Paling sedikit sepertiga kuning telur merupakan lemak, tetapi yang menyebabkan
daya emulsifier kuat adalah kandungan lesitin dalam bentuk kompleks sebagai
lesitin protein.
d. Lesitin (Fosfatidil Kolina)
Adalah suatu fospolipid yang menjadi komponen
utama fraksi fospatida pada ekstrak kuning tel atau kacang kedelai yang
diisolasi secara mekanik, maupun kimiawi dengan menggunakan heksana. Lesitin
merupakan bahan penyusun alami pada hewan maupun tanaman. Lesitin paling banyak
diperoleh dari kedelai.
e. Tepung Kanji
Tepung kanji, tapioka, tepung singkong, atau aci adalah
tepung yang diperoleh dari umbi akar ketela pohon. Tepung kanji merupakan salah
satu emulsifier yang bagus untuk makanan.
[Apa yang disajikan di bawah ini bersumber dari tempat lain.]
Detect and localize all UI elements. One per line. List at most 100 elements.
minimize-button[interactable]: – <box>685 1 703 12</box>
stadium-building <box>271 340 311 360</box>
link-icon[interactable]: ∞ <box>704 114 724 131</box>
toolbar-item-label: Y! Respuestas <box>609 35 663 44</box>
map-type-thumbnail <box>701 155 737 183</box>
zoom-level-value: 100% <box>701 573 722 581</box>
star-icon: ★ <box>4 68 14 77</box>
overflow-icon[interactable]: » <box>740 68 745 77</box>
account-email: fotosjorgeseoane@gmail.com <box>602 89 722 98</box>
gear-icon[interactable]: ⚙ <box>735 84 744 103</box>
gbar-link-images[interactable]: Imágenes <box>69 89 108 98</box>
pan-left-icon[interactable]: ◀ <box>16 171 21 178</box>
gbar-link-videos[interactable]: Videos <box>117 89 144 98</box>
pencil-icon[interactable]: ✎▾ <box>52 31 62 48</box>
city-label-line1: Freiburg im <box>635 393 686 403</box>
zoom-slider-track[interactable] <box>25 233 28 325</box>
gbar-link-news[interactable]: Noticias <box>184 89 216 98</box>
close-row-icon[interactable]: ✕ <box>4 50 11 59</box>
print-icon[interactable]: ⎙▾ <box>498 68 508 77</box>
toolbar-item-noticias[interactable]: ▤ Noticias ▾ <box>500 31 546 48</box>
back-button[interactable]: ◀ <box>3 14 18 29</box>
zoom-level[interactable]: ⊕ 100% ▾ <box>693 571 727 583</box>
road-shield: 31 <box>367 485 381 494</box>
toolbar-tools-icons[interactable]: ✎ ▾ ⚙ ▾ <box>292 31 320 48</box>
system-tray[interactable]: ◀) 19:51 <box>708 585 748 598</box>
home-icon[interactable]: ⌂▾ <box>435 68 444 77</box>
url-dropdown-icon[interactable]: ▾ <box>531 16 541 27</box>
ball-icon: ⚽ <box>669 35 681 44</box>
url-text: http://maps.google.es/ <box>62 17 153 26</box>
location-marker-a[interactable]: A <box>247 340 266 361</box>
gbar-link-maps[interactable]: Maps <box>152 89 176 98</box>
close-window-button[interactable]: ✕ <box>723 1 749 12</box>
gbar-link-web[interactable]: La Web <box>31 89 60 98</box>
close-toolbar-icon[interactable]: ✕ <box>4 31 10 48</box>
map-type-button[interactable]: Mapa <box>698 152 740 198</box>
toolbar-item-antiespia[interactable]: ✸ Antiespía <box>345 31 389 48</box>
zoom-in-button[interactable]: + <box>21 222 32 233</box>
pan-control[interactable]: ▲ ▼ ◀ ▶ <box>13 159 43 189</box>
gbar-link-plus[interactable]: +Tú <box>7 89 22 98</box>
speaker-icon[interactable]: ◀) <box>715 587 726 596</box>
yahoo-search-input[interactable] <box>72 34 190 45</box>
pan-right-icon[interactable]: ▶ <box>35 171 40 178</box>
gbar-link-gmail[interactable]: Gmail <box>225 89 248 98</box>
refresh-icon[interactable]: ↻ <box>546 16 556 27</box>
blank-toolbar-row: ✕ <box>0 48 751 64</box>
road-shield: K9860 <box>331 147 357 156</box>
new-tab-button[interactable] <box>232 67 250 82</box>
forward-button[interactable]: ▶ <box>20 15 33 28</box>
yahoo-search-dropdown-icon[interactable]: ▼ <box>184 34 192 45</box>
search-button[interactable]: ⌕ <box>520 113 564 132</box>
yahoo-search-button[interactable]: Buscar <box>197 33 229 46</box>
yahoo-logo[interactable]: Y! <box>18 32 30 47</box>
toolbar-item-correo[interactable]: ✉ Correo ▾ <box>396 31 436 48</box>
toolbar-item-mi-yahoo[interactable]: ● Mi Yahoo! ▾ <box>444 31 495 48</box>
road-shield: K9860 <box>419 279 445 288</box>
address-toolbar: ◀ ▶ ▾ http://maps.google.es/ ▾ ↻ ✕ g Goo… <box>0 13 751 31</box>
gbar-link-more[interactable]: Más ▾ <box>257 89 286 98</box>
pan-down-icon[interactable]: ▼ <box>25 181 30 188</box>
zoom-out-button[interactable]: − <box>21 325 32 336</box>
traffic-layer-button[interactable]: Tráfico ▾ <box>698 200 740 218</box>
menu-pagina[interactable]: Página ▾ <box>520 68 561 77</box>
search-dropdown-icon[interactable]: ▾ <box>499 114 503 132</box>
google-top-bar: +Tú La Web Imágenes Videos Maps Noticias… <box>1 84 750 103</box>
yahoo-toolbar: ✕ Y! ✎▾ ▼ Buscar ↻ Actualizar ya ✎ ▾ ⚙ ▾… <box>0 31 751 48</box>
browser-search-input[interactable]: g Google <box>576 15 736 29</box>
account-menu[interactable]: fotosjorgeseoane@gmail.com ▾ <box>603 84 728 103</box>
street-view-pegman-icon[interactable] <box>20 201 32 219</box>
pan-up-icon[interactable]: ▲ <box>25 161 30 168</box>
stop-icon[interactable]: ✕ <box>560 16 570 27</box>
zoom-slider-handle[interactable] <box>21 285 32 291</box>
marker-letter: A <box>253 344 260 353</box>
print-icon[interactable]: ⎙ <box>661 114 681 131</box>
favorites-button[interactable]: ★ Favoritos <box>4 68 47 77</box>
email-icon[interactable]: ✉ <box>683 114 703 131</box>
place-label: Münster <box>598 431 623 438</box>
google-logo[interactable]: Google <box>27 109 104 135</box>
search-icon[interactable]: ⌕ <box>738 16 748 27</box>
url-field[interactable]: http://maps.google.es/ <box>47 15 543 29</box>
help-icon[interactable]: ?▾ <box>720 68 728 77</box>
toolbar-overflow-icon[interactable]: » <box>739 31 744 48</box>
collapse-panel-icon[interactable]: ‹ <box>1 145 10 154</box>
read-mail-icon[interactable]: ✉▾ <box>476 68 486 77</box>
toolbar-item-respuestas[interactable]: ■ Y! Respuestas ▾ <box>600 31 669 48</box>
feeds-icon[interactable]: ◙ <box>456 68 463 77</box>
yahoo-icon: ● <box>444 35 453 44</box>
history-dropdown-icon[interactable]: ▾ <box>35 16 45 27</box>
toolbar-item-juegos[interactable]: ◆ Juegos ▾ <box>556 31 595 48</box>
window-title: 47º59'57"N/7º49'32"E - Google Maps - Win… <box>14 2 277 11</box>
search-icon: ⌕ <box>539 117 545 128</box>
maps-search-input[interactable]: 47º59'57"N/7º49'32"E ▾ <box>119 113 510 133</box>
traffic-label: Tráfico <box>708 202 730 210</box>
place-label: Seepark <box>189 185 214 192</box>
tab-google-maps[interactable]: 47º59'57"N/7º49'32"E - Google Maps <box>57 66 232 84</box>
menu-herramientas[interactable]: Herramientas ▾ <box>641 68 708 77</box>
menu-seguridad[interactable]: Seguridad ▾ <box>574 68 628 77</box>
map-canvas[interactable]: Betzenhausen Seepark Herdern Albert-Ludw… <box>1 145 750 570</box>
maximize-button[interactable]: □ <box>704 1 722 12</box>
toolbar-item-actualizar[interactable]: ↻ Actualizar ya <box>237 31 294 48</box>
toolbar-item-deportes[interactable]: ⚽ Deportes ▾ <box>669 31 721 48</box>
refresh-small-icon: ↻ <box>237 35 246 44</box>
Tepung ini memiliki sifat-sifat fisik
yang hampir sama dengan tepung sagu sehingga penggunaan keduanya dapat
dipertukarkan.
f.
Kedelai
Kedelai sebagai bahan makanan memunyai nilai gizi cukup
tinggi. Di antara jenis kacang-kacangan, kedelai merupakan sumber protein,
lemak, vitamin, mineral dan serat yang paling baik. Di dalam biji kedelai
terdapat minyak yang cukup tinggi, di samping air. Keduanya dihubungkan oleh
suatu zat yang disebut lecithin. Bahan inilah yang kemudian diambil atau
diekstrak menjadi bahan pengemulsi yang bisa digunakan dalam produk-produk
olahan.
g. Susu Bubuk
Susu bubuk adalah bubuk yang dibuat dari susu kering yang
solid. Susu bubuk mempunyai daya tahan yang lebih lama dari pada susu cair dan
tidak perlu disimpan di lemari es karena kandungan uap airnya sangat rendah.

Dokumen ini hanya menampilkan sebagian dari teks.